Шевкоплясов, лениво поглаживая подбородок эфесом сабли, ответил:
— Мартыновцев? Лишние потери. Эта затея ничего не принесет. Если бить, так надо бить вперед, как мы сегодня. А то выдумывают тоже — в степь тащиться. Да ну к черту этих мартыновцев. Кто они такие?
Седоусый казак, вороша кнутовищем костер, проговорил:
— Бандиты какие-нибудь.
— Мы? Мы бандиты? — вскричал возмущенный мартыновец и весь посерел. — Полковой командир Тинков — бандит? Военный комиссар Потин — бандит? Бойцы — бандиты?
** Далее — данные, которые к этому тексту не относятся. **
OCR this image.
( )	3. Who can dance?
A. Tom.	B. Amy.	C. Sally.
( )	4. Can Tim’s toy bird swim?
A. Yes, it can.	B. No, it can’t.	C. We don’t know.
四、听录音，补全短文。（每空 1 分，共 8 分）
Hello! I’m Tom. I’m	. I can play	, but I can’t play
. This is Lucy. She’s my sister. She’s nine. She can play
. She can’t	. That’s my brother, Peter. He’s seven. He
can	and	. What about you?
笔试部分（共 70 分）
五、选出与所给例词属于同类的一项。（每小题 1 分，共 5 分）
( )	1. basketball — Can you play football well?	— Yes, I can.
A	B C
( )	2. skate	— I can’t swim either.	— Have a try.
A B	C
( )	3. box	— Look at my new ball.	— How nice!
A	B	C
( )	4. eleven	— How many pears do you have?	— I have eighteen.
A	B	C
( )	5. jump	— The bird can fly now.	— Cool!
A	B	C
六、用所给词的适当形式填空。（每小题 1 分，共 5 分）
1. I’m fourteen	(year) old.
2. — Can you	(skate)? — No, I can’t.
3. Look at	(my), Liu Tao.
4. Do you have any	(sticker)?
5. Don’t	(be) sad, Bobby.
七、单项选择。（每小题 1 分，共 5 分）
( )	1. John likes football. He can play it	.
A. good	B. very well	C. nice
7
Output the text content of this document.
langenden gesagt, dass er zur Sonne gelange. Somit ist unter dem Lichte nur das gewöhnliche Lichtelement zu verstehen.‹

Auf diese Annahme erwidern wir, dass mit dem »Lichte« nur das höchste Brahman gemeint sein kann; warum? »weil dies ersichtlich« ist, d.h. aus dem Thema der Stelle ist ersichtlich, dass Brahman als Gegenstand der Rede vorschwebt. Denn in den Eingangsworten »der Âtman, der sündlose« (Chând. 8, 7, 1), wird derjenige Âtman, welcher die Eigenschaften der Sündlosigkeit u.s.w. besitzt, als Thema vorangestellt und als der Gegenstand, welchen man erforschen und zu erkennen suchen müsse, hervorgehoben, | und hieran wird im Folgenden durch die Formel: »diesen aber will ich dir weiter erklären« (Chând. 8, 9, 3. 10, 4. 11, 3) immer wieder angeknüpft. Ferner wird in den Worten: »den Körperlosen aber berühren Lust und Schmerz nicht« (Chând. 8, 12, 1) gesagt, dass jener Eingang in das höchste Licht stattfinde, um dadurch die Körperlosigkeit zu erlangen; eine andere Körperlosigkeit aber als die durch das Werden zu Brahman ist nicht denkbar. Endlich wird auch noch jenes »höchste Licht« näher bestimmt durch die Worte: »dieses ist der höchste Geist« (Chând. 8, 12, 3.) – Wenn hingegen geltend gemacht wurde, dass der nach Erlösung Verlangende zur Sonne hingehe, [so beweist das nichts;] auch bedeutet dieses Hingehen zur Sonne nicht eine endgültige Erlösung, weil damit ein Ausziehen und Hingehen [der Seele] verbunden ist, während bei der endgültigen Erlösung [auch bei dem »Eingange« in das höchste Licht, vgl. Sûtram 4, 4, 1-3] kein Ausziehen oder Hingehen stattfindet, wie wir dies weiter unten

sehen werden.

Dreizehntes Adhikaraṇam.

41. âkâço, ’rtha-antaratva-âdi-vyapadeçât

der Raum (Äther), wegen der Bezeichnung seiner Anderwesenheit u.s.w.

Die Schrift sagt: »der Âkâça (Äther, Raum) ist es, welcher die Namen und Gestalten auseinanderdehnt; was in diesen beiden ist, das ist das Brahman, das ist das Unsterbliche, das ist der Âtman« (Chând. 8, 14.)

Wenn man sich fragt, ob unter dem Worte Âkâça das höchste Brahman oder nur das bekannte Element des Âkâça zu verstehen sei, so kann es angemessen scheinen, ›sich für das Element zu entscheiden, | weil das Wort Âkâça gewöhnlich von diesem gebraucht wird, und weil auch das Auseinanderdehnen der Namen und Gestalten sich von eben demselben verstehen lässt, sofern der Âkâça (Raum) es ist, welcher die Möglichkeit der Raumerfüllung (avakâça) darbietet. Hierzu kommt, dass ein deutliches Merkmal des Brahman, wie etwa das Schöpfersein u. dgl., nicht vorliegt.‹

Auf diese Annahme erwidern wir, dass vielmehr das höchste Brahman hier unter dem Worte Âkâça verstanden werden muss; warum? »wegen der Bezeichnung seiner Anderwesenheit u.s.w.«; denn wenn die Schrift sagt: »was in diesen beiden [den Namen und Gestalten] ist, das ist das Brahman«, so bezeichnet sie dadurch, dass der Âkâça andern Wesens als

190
Товарищи, эти обидные слова к бойцам нашей группы нельзя больше переносить!..
Думенко, командир одного из отрядов, прервал:
— Будет, помитинговали, надо слушаться распоряжений штаба. А наступать к Мартыновке трудно.
— Отказываешься? — спросил Пархоменко. — Трусишь?
— Я? Я трушу? Нет, не трушу, а не желаю, чтобы меня Ворошилов, куда ему хочется, бросал. Сегодня он меня бросает мартыновцев выручать, а завтра скажет, иди на север к Миронову и Киквидзе.
Думенко проговорился или по горячности, или по ограниченности ума, но теперь стало совершенно ясно: и Думенко, и Шевкоплясов, и Васильев знали, что север ослабел, а на помощь туда они идти не желают, — и не столько боясь за свои семьи, которые можно отправить в Царицын, сколько страшась того, что у них отнимут командование, что появятся вожди более опытные, смелые, к числу которых в первую очередь они, конечно, относили Ворошилова.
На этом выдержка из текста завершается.